Am I Nuts?

Discussion in 'iPhone' started by berkleeboy210, Feb 21, 2008.

  1. berkleeboy210 macrumors 68000

    Sep 2, 2004
    Boston, Massachusetts
    For thinking about wanting to sell my iPhone get a Curve and a Touch?

    When the SDK comes out, I'm sure most of the apps will work with the touch so I'm not too concerned about that.

    I've just been thinking about this a lot lately, I do a lot of texting etc... I have gotten use to the iPhones virtual keyboard etc... but I do miss having the full qwerty.

    Someone convince me either way.

    I've had my iphone since launch day.
  2. FunkyJunk macrumors regular


    Oct 17, 2007
    Leesburg, VA, USA
    You want to carry around two gadgets instead of one?
  3. question fear macrumors 68020

    question fear

    Apr 10, 2003
    The "Garden" state
    Yes, you are nuts, but not because of this. :D

    Is email a primary objective? If so, then no you aren't nuts. Hell, if you need a real keyboard then you aren't nuts.

    But play with a curve first to make sure the GUI is to your liking.
  4. ert3 macrumors 6502a


    Dec 10, 2007
    ok maybe i just don't get it but the iphone texting is via a full (virtual) qwerty keyboard.
  5. Sobe macrumors 68000


    Jul 6, 2007
    Wash DC suburbs
    *shrug* either you prefer the Iphone to a touch/curve combo or you don't.

    Your money, your enjoyment. Buy what works for you.
  6. chr1s60 macrumors 68000


    Jul 24, 2007
    I don't get what you are talking about when you say "missing the full QWERTY." The iPhone has a full QWERTY, it just isn't one that you can feel the keys on. As far as selling and buying an iPod touch and a Curve, that is up to you. Do what you think is best for you.
  7. macpluslaptop macrumors 6502

    Jun 5, 2007
    Do it

    I think you should go ahead - I kept my Verizon phone because it's much easier to text with, and I got a Touch. (I also like sending picture messages, which is much easier than on an iphone I think.) I love the Touch as a PDA (especially when I can get a working Wi-Fi connection) but it is tedious to type on, and I couldn't imagine relying on that keyboard for long texts. I kept my old ipod for music, too, so I carry around 3 devices. Works for me.
  8. mark34 macrumors 6502a

    May 18, 2006
    I think it is fair to put the iPhone in a different category then phones with actual keys. to me it is not a full qwerty keyboard. it can only be described as a full qwerty set of virtual softkeys. Of course it does so in a most excellent way, but it is by no means the same experience as an actual keyboard.
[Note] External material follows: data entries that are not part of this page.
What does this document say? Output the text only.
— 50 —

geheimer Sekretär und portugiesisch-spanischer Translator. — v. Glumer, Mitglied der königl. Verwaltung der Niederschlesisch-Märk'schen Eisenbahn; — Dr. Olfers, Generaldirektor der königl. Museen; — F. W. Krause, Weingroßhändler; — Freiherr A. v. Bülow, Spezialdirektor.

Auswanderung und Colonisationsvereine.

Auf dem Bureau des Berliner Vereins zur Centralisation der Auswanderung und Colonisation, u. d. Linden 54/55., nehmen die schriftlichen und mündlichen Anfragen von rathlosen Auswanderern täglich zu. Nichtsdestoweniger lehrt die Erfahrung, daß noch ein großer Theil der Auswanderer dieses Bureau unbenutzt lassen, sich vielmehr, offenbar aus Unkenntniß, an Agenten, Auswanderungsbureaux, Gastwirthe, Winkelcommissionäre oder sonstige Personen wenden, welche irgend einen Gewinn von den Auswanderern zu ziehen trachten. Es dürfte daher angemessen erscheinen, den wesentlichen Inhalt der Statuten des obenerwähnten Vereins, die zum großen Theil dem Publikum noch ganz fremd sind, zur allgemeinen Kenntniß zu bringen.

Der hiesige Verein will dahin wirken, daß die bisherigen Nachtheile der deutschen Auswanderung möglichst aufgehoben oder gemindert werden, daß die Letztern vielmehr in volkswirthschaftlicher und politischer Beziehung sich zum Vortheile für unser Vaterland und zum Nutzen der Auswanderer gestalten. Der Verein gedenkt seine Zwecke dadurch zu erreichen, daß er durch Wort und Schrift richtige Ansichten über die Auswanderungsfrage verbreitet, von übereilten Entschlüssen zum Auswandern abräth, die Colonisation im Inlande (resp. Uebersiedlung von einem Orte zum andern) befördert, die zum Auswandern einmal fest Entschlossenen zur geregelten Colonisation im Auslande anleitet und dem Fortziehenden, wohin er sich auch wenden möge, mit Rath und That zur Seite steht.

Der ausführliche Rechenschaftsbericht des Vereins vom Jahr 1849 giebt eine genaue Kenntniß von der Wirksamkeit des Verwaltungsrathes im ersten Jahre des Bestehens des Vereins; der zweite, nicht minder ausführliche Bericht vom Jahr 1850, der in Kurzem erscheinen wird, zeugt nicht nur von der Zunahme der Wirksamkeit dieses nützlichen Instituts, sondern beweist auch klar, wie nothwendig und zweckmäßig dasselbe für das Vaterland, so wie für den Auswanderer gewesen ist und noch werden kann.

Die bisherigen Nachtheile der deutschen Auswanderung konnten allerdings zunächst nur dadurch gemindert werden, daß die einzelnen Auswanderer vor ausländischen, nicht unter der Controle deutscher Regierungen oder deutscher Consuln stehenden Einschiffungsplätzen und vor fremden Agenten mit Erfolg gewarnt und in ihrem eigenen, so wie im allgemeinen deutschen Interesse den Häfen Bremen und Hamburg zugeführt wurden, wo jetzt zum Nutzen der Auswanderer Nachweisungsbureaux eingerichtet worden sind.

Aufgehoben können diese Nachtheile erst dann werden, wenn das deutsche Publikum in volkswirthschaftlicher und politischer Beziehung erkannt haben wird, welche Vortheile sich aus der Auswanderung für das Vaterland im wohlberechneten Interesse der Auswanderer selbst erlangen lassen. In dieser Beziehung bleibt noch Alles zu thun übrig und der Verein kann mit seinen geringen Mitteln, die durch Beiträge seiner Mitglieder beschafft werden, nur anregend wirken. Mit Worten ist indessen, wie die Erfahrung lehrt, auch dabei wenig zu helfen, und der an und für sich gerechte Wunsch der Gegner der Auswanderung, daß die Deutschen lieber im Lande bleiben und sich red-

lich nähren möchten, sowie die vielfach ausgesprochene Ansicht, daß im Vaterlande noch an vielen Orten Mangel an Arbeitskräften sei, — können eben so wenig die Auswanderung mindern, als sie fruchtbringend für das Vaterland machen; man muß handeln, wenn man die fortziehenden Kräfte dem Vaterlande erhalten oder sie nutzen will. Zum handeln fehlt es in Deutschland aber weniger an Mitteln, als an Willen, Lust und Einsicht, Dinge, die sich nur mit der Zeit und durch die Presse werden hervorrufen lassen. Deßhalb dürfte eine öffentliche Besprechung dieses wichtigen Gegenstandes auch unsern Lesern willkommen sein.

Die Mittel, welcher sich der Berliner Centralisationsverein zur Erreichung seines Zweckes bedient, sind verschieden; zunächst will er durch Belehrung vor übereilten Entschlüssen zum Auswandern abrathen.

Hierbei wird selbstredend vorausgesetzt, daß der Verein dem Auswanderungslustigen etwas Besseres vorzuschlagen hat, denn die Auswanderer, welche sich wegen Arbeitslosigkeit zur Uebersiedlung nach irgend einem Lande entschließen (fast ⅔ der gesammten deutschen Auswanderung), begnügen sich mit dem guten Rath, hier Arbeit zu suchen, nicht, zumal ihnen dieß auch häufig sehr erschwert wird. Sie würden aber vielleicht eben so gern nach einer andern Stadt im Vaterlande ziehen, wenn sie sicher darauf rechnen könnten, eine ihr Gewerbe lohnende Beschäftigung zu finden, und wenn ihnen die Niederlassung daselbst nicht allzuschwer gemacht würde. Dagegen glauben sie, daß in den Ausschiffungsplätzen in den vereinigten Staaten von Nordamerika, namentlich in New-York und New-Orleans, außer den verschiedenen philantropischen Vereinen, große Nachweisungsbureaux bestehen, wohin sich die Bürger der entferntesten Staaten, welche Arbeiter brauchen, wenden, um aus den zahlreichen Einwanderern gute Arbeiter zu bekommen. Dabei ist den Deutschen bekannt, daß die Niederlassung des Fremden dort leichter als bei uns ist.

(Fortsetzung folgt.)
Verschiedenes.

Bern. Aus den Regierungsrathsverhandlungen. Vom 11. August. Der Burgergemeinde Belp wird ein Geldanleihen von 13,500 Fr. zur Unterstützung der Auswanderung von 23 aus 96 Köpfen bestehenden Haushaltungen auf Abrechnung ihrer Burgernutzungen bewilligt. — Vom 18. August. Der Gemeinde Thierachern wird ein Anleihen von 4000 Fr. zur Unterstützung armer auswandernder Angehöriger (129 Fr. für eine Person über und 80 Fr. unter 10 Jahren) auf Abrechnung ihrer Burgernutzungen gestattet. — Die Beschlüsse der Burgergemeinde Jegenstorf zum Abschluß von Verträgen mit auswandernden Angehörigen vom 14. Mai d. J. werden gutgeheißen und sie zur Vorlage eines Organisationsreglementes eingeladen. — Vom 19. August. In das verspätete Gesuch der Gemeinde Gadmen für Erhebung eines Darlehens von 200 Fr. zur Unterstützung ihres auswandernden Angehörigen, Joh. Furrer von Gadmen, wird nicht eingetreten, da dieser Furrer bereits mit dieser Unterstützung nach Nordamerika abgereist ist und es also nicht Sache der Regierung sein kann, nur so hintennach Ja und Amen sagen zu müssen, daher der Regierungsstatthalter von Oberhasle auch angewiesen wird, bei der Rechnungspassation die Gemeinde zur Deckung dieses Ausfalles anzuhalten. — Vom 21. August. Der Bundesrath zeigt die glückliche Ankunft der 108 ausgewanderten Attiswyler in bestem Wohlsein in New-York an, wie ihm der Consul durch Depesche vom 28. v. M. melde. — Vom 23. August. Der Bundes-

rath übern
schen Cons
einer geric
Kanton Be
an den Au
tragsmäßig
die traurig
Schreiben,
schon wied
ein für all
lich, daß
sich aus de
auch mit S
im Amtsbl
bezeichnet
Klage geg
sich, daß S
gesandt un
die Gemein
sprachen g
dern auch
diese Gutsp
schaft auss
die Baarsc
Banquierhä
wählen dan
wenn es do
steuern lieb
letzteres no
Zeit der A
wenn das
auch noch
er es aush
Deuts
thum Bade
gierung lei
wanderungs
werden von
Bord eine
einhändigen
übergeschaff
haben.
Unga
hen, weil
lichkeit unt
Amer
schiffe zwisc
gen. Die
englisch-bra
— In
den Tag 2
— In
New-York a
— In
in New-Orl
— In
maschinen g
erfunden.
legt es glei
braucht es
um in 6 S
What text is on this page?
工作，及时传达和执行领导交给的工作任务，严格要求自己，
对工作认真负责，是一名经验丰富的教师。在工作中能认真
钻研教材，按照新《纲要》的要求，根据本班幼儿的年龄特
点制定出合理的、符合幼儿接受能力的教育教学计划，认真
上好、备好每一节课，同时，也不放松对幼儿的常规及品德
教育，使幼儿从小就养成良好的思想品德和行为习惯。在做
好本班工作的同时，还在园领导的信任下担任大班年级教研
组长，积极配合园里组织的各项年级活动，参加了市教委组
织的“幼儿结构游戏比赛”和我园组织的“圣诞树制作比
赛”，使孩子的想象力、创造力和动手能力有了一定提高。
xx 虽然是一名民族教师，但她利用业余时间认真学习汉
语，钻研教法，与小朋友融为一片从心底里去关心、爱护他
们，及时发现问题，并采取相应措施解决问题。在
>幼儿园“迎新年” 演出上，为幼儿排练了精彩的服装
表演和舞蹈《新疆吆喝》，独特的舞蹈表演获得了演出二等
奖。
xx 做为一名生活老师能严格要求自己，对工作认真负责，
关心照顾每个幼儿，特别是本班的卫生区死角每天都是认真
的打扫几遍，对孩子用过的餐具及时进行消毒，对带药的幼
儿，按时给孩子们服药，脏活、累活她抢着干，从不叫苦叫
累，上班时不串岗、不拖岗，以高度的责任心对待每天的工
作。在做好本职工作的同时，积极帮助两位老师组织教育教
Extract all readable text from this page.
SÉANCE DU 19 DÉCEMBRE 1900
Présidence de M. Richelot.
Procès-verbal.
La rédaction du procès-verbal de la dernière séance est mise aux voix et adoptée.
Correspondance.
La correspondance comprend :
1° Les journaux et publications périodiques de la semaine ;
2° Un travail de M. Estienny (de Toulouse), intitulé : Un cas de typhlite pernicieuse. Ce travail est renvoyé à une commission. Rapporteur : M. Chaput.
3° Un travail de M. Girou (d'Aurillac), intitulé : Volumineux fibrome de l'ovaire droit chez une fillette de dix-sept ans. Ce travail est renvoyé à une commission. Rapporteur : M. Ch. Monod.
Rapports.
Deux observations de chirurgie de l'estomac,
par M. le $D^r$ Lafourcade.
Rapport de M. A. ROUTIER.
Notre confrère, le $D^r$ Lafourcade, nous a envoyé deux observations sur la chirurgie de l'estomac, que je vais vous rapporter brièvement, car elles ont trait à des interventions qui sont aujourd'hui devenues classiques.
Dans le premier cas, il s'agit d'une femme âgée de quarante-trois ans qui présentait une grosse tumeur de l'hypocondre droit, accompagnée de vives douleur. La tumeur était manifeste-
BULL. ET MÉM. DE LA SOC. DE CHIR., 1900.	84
I do believe that with practice it is a good compromise.
  9. tothelimit macrumors regular


    Jan 9, 2008
    South Florida
    this is very good advice. when my girlfriend's contract ended with T-mobile she switched to AT&T so we could get a family plan and she got the Curve. She returned it and got an iPhone within a week. She hated it - said everything was a hassle - to navigate menus and drop down menus.... just nowhere near the friendly intuitive nature of the iphone.
  10. SFStateStudent macrumors 604


    Aug 28, 2007
    San Francisco California, USA
    Yep, I 6th the motion...

    you are nuts and "LOOOONEY" LOL! :cool:
  11. Consultant macrumors G5


    Jun 27, 2007
    I find iPhone's touch buttons, even in the smaller vertical mode, work better than tiny physical buttons. (I have big hands).

    No problem typing without looking at keyboard when iPhone is in horizontal mode.

    Reviews on curve usually only say the curve's strong point is "email". It's not an iPod, not an internet communicator, not as an entertainment device, not as many cool third party apps as iPhone.
  12. zetsurin macrumors regular

    Nov 30, 2007
    Tokyo, Japan
    I had to go back to using my Treo 650 last week for a couple of days, and having a realy thumbpad again was a breath of fresh air. Having said that, I think the iPhone is 'good enough', but I certainly wouldn't call you crazy for wanting more specialised devices as convergence almost always leads to compromises.